REFERENCE VALUES OF HEMOGLOBIN IN PREGNANCY
According to the Directorate General of Health, the values of hemoglobin reference to the pregnant woman are:
- 11 g/dL of hemoglobin in 1.º and 3.Th quarters;
- 10.5 g/dL in the 2.First quarter;
- 10 g/dL in the postpartum period.
TYPES OF ANEMIA IN PREGNANCY
- Iron-deficiency Anemia – Is the most common during pregnancy and is caused by a deficiency of iron.
- Pernicious Anemia – occurs because of a deficit of vitamin B12, since this vitamin plays an important role in the production of red blood cells.
- Megaloblastic Anemia – has its origin in the lack of folic acid (vitamin B9), which causes a lower production of blood cells, resulting in less oxygenation of the tissues and growth restriction of the fetus.
WHAT ARE THE SYMPTOMS OF ANEMIA IN PREGNANCY?
The most common symptoms of anemia in pregnancy are:
- Increased heart rate;
- Shortness of breath;
- Hair loss;
- Changes of the skin and fragility of the nails;
- Poor response to stress (fatigue);
- Sleep disturbances;
- Difficulties in concentration.
WHAT ARE THE RISKS TO THE MOTHER AND BABY?
The disease can give rise to a series of diseases, maternal and fetal.
Among the problems that can affect the mother, highlights the increased risk of heart failure and an increased predisposition to developing infections.
The complications can extend into the postpartum period, there is greater probability of a hemorrhage and a delay in recovery post-cesarean section.
As for the baby, growth and development can be affected, both intrauterine and after the baby is born, the long-term.
In addition to the threat of prematurity, there is a risk three times higher of death in the womb.
HOW TO OBTAIN IRON FROM THE DIET?
Iron-deficiency anemia is, without a doubt, the most common.
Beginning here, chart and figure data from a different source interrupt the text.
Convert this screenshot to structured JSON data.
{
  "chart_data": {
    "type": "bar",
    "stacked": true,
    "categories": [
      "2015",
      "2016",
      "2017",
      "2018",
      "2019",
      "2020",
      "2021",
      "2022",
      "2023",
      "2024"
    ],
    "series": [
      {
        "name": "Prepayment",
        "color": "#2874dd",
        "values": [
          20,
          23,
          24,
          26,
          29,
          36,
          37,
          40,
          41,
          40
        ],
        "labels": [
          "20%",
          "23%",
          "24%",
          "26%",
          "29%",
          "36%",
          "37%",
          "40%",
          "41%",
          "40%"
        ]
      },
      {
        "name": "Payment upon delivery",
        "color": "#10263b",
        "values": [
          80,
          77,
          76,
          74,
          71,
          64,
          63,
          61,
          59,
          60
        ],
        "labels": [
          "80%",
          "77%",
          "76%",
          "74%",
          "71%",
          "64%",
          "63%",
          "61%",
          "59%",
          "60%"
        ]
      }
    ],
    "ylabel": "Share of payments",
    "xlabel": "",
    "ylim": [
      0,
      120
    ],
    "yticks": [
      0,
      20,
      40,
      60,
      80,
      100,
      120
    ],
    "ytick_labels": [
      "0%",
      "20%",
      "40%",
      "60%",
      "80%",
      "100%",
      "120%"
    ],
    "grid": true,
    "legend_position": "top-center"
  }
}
So intake of iron is essential.
Iron can have two origins: animal and vegetal.
FOODS WITH IRON OF VEGETABLE ORIGIN
- vegetables dark-green leafy – spinach, watercress, arugula, broccoli);
- legumes (beans, lentils, broad beans, peas).
FOOD IRON OF ANIMAL ORIGIN
- red meats;
The first preventive care of the anemia is the adoption of a healthy and balanced diet that includes iron plant and the iron animal in the same meal, in order to enhance the absorption of iron by the body.
THE IMPORTANCE OF SUPPLEMENTATION
Anemia is treated by supplementation of the missing nutrients.
How to anemia in pregnancy is quite common, the doctor usually by supplementation of iron and folic acid during pregnancy to prevent both the occurrence of anemia, as the abnormalities linked to the deficit of folic acid.
These tablets with iron and folic acid should be taken before meals or during meals.
When the preparations of iron are administered by the oral route is often the appearance of the stool of green colour on dark or black. This is due to the presence of iron is not absorbed and is not harmful.